The classic Suzuki Cappuccino

Not to be confused with the '80s American K class of vehicles, Japanese K-cars have grown up some over the past few decades. Justin Gardiner finds that Sony is not the only master of miniaturization.

Suzuki's bestselling Wagon R

Mini-cars, light vehicles, K-cars. Call them what you will, keijidousha are smaller even than the classic Austin Mini. Originally dreamt up as a class of "people's cars" similar to Germany's Beetles, K-cars such as Mazda's Carol and Subaru's 360 were many Japanese families' first-ever four-wheeled vehicle throughout the '60s.

Four decades later, these diminutive cars—which must be less than 4.4m long and 1.5m wide, and produce less than 64bhp with an engine no larger than 660cc—are enjoying a resurgence in popularity. Indeed, in 1997, Suzuki's Wagon R displaced Toyota's Corolla as Japan's best-selling car—a position it had held since 1973—and is likely to relinquish the title only to its newly released successor, the Suzuki MR Wagon.

Subaru's little delivery truck

Small wonder
Given their constraints and the changes in Japanese living standards over the last 40 years, what makes these little cars with the distinctive yellow number plates so popular today? In short, the advantage of K-cars is their running cost.

Beyond the excellent mileage returned by the sub-liter engines, annual road taxes are only ¥7,200, as opposed to ¥39,000 for a white-plated car. Insurance premiums are also lower, and highway tolls are 20 percent lower than those for their more powerful brethren.

New and old Jimny 4x4s

Then there is the matter of parking. In order to register a regular car, you must provide a diagram of your parking space, a map to the space so the police can come and check that it is big enough for your vehicle, and proof from the landowner that you are indeed paying a small fortune to rent it, if you do not own the parking space outright. Registering a K-car, on the other hand, is a breeze. All you need is proof of purchase, the car's registration document and a copy of your foreign registration document (or juminhyo if you're Japanese) from your ward office. The entire registration process takes less than 10 minutes, and although residents of major cities are required to have a parking space for their K-car, there is no actual check.

See how they grow
K-cars first made their make their presence known in the '60s, when the likes of Toyota and Nissan concentrated on copying the West's four-door saloons. It was therefore left to motorbike manufacturers and small single-factory operations to design and build the tiny four-seaters powered by smoke-belching, two-stroke 360cc engines for the home market.

A decade later, the government eased restrictions on car sizes and increased the maximum permissible engine capacity to 550cc. Around this time, most privately owned K-cars had a classic hatchback shape and began to boast creature comforts such as radios and air conditioning, which seriously affected the performance of the cars when switched on. Alongside the hatchbacks, Suzuki, Daihatsu, Honda, Mitsubishi, Subaru and Mazda were also turning out large numbers of "one-box" minivans for small businesses and delivery companies, and the ubiquitous white pickups still found beside farmers' paddies across the country.

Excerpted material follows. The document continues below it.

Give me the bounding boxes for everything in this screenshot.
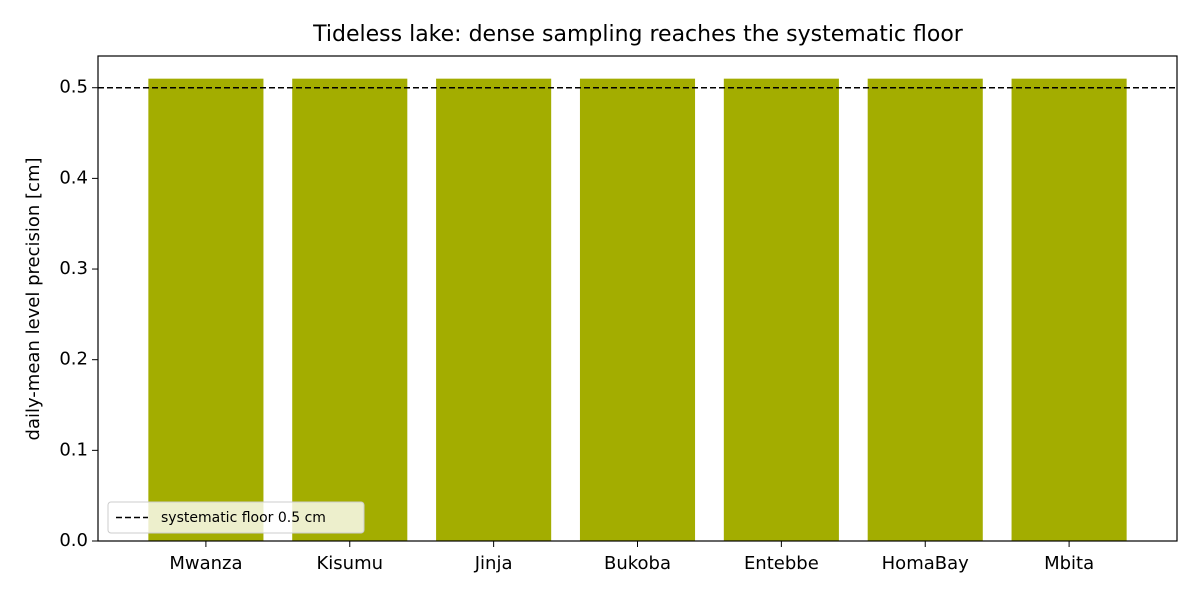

The launch of Daihatsu's Mira TRXX Turbo and Suzuki's RS Works in the late '80s caused the government to once again rethink its definitions of the K-class, since these intercooled, turbocharged pocket rockets could outperform 1.3-liter Civics and Corollas. Consequently, when engine sizes were allowed to grow to 660cc in 1990, an extra stipulation was thrown in: K-cars were not allowed to produce more than 64bhp.

This did little to discourage a few manufacturers from developing K-class two-seater sports cars, marketed specifically to the children of the bubble's nouveau riche. Although the midsize Honda Beat, the Ferrari F40-inspired Mazda AZ-1 and the classic Suzuki Cappuccino are all no longer in production, Daihatsu will be venturing into the openka (convertible) market later this year with their new Copen, replete with automatic retracting hardtop, a la the Mercedes SLK.

If RVs are more your style, Mitsubishi has launched a K version of the Paris-Dakar-winning Pajero, not surprisingly named the Pajero Mini.

This new K was designed to do battle with the long-running Suzuki Jimny, which was better known abroad as the notoriously tippy Samurai or SJ410, albeit with a larger engine. Subaru has also carried on their tradition of putting four-wheel drive into regular cars through their entire K range, forcing their competitors to follow suit to maintain market share in Japan's snowy countryside. World Rally Champion Colin McCrae even entered a turbocharged 4WD Subaru Vivio in Kenya's Safari Rally. He didn't win, but the car did make it to the finish.

Even more extreme, Suzuki now sells 660cc single-seater sports cars for a reasonable ¥2 million, helping aspiring F-1 stars make the leap from racing karts to Formula racing. With benefits like these in an era of penny pinching and declining consumer spending, keijidousha look set to make an even bigger mark on the Japanese car market.